Hidrólisis y degradación química: la causa principal del fallo de las pantallas de deshidratación de PU

Ruptura química inducida por el agua — hidrólisis —es el factor principal que provoca el fallo prematuro de las pantallas de deshidratación de poliuretano (PU), especialmente en entornos ácidos, alcalinos o con alta humedad. Este proceso irreversible rompe los enlaces químicos dentro de la matriz polimérica, comprometiendo la integridad estructural y el rendimiento funcional. Si bien este riesgo es grave para los PUs basados en poliéster, comprender su mecanismo es fundamental para seleccionar el material adecuado y garantizar una larga vida útil.

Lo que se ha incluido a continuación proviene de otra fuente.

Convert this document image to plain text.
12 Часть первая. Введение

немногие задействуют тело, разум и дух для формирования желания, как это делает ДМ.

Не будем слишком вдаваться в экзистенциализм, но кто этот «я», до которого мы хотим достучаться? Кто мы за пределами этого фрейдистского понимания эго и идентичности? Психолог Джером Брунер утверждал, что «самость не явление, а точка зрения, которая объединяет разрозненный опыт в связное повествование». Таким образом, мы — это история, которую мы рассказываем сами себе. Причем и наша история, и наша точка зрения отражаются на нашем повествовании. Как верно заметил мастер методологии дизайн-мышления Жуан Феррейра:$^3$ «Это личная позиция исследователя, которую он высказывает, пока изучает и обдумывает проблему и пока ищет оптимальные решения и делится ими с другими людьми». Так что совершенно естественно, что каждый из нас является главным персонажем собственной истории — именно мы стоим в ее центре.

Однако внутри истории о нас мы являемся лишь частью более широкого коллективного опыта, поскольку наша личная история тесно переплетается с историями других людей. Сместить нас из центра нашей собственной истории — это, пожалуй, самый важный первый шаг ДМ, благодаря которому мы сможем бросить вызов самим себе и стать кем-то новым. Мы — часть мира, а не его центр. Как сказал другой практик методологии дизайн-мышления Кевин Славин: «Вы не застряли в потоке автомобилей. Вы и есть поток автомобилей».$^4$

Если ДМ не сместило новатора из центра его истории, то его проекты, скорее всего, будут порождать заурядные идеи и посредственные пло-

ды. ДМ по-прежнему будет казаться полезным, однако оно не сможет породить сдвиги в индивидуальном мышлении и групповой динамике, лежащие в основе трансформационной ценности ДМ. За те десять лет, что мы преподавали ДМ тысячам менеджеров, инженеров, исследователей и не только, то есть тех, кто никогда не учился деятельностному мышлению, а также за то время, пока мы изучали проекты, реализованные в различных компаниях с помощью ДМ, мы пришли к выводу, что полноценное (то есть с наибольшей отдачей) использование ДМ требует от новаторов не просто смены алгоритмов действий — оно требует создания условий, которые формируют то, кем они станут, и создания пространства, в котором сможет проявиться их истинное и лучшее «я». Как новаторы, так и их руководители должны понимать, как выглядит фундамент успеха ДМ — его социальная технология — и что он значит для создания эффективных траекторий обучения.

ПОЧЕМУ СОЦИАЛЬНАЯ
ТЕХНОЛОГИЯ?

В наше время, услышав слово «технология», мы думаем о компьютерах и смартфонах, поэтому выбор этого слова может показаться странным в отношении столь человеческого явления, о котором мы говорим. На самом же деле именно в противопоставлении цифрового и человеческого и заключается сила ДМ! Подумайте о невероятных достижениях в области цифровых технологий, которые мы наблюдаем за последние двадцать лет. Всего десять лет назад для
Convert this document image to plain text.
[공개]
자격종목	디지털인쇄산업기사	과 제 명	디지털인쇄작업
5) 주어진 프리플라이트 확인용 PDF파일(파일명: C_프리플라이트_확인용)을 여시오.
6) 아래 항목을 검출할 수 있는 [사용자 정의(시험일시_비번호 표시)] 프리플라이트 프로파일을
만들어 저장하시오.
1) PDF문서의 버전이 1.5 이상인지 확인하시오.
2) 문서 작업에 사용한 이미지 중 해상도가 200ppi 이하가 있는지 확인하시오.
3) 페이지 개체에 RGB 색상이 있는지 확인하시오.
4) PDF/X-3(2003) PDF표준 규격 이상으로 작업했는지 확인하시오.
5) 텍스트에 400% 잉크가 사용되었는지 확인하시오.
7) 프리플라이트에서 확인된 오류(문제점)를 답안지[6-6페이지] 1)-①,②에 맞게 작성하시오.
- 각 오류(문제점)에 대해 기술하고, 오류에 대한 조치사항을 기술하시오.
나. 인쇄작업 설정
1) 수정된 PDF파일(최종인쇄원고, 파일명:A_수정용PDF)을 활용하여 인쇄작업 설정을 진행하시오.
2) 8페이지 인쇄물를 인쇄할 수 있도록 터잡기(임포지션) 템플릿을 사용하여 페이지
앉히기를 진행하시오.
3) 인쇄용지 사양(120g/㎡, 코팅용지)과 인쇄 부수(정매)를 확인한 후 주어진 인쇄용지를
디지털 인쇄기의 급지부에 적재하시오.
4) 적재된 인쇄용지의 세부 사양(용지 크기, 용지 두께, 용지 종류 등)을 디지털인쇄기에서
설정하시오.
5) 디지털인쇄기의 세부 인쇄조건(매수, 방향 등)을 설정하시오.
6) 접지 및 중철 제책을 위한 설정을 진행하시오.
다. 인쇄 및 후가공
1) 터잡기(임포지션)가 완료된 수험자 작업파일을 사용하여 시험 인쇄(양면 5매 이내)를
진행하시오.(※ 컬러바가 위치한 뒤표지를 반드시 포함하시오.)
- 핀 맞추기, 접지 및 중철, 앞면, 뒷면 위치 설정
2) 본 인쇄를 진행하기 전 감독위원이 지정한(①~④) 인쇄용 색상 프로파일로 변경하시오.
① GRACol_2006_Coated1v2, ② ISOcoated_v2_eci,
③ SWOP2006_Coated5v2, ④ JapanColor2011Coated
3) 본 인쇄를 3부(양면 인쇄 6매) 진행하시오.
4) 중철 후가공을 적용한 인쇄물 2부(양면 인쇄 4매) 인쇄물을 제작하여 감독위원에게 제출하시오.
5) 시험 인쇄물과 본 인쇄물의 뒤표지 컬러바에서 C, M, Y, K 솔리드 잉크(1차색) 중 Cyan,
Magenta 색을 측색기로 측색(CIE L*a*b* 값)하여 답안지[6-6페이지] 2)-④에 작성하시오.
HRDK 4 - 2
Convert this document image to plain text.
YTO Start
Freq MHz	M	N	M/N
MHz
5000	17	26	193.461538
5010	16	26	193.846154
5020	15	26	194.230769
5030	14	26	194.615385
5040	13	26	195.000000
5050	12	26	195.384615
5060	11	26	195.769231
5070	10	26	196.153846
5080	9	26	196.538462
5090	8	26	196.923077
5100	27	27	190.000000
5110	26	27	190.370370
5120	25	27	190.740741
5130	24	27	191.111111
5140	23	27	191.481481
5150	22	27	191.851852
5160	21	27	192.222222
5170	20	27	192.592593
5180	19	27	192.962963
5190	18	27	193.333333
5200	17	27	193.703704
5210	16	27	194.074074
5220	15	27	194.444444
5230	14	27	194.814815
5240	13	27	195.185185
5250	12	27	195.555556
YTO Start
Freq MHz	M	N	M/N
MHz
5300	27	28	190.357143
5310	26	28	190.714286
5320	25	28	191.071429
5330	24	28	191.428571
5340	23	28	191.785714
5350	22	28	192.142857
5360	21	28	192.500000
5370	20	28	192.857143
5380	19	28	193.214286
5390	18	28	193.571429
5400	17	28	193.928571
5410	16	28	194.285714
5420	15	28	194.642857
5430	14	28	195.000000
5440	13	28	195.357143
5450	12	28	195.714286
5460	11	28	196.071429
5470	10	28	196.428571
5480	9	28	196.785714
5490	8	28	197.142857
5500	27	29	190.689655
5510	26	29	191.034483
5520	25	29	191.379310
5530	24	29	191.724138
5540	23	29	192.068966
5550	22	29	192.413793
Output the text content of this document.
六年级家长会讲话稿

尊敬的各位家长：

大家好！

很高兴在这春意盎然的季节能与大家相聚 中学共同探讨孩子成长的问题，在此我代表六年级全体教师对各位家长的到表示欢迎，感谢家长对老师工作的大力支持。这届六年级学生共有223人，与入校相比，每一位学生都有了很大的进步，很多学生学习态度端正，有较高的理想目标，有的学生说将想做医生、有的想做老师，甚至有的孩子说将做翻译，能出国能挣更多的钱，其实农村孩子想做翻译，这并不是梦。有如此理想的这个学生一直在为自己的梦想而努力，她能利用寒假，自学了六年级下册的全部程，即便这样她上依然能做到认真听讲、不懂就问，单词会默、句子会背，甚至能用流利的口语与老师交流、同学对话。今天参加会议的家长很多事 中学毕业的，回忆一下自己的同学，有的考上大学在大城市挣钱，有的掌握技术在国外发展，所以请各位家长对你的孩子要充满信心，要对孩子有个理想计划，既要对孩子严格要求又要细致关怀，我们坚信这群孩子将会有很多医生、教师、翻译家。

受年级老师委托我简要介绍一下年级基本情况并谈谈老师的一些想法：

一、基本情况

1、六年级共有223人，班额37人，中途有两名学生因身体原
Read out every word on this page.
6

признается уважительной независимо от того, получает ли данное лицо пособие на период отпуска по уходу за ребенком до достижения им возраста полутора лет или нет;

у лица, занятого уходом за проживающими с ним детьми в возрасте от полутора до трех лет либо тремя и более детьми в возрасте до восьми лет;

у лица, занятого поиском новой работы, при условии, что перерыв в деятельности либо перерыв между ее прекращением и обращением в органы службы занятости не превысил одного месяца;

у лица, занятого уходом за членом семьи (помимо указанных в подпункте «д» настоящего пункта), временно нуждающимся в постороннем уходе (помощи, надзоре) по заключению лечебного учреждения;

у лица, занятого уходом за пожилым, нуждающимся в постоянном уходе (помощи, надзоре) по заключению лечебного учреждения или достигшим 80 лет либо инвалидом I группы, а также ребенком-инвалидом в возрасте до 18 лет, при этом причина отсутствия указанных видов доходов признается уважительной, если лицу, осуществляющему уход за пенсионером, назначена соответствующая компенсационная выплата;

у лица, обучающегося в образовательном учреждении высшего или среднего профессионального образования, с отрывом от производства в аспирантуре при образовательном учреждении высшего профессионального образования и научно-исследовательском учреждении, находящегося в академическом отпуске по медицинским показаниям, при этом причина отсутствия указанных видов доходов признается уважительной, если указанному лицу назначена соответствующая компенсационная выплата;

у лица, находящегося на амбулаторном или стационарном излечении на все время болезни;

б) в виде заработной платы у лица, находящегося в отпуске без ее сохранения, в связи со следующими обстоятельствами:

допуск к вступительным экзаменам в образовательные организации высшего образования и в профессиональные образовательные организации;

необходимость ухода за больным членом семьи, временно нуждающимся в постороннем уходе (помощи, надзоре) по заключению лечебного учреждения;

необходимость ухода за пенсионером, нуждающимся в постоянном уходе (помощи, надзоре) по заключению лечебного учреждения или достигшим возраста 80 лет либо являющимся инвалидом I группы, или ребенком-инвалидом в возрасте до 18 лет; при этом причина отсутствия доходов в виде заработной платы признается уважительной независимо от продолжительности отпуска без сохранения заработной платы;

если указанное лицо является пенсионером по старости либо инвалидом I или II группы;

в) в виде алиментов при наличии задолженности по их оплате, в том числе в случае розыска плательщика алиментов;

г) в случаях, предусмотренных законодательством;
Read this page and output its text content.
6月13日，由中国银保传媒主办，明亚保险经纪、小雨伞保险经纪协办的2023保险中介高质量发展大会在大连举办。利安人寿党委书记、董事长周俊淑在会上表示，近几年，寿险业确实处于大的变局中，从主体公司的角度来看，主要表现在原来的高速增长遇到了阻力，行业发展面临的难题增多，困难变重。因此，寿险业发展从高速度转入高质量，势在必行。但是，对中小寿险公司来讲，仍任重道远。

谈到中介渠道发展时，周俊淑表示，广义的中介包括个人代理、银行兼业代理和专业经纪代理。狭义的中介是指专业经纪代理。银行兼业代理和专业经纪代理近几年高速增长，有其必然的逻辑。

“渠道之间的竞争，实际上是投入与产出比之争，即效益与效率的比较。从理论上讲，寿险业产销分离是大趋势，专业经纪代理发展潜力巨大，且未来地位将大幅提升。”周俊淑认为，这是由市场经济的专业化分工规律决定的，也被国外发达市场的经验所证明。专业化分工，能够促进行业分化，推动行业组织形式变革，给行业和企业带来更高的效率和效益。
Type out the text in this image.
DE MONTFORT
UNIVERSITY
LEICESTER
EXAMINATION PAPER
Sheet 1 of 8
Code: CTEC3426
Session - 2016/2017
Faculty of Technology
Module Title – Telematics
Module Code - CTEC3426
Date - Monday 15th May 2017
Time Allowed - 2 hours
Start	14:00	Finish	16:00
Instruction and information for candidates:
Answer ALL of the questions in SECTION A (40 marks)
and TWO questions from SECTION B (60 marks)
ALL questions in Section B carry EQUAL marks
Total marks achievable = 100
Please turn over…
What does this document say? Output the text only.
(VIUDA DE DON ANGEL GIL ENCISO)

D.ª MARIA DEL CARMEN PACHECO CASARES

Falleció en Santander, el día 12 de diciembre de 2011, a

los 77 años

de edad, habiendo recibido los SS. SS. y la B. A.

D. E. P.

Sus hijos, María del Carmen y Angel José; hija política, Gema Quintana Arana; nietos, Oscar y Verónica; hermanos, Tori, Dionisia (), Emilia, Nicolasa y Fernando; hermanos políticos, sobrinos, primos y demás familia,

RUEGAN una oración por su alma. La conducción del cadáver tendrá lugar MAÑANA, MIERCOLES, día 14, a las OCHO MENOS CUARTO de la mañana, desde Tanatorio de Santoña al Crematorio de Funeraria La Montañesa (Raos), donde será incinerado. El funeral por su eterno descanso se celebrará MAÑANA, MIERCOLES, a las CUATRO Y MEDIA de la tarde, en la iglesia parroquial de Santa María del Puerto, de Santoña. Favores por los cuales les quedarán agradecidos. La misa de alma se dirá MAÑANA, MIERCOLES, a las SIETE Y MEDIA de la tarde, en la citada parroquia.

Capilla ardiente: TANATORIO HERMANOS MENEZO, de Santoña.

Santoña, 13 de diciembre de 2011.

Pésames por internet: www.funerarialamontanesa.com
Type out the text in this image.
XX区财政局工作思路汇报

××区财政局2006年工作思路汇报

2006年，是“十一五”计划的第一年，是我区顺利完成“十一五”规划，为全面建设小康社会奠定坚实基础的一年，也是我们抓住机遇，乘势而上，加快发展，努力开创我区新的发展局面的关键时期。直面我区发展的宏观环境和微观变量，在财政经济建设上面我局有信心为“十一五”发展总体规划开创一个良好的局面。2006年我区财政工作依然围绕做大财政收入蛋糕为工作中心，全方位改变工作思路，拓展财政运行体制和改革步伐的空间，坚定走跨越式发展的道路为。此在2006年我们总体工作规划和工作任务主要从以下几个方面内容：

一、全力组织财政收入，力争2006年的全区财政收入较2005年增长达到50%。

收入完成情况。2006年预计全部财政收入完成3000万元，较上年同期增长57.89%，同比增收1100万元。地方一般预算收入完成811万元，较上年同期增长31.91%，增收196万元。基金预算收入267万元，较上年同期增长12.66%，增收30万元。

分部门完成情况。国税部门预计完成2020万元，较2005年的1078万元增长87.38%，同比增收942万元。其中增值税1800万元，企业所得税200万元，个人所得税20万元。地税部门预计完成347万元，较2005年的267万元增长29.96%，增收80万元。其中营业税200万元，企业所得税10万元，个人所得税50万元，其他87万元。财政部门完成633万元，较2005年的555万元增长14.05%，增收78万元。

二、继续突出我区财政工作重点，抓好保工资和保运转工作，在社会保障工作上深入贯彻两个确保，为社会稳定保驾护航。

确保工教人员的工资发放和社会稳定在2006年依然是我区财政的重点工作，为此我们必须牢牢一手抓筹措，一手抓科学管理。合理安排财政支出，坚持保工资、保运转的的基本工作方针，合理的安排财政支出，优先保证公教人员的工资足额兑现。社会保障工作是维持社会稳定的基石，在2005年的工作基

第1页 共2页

Mecanismo de hidrólisis del PU en entornos de proceso con alta humedad, ácidos o alcalinos

La hidrólisis comienza cuando las moléculas de agua penetran en la matriz de PU y atacan los enlaces hidrolíticamente lábiles. Esto es particularmente crítico en formulaciones de PU basadas en poliéster , donde los enlaces éster son vulnerables al ataque nucleofílico del agua. En las plantas de lavado de carbón, donde son comunes las fluctuaciones de pH, la exposición al vapor y las temperaturas elevadas (>60 °C), la degradación se acelera drásticamente. Las altas temperaturas pueden cuadruplicar la cinética de la reacción, lo que provoca una hinchazón medible y una pérdida de hasta el 50 % de la resistencia a la tracción en cuestión de meses. Una vez que las cadenas poliméricas se rompen, el material pierde su coherencia mecánica, lo que conduce a una falla catastrófica bajo carga.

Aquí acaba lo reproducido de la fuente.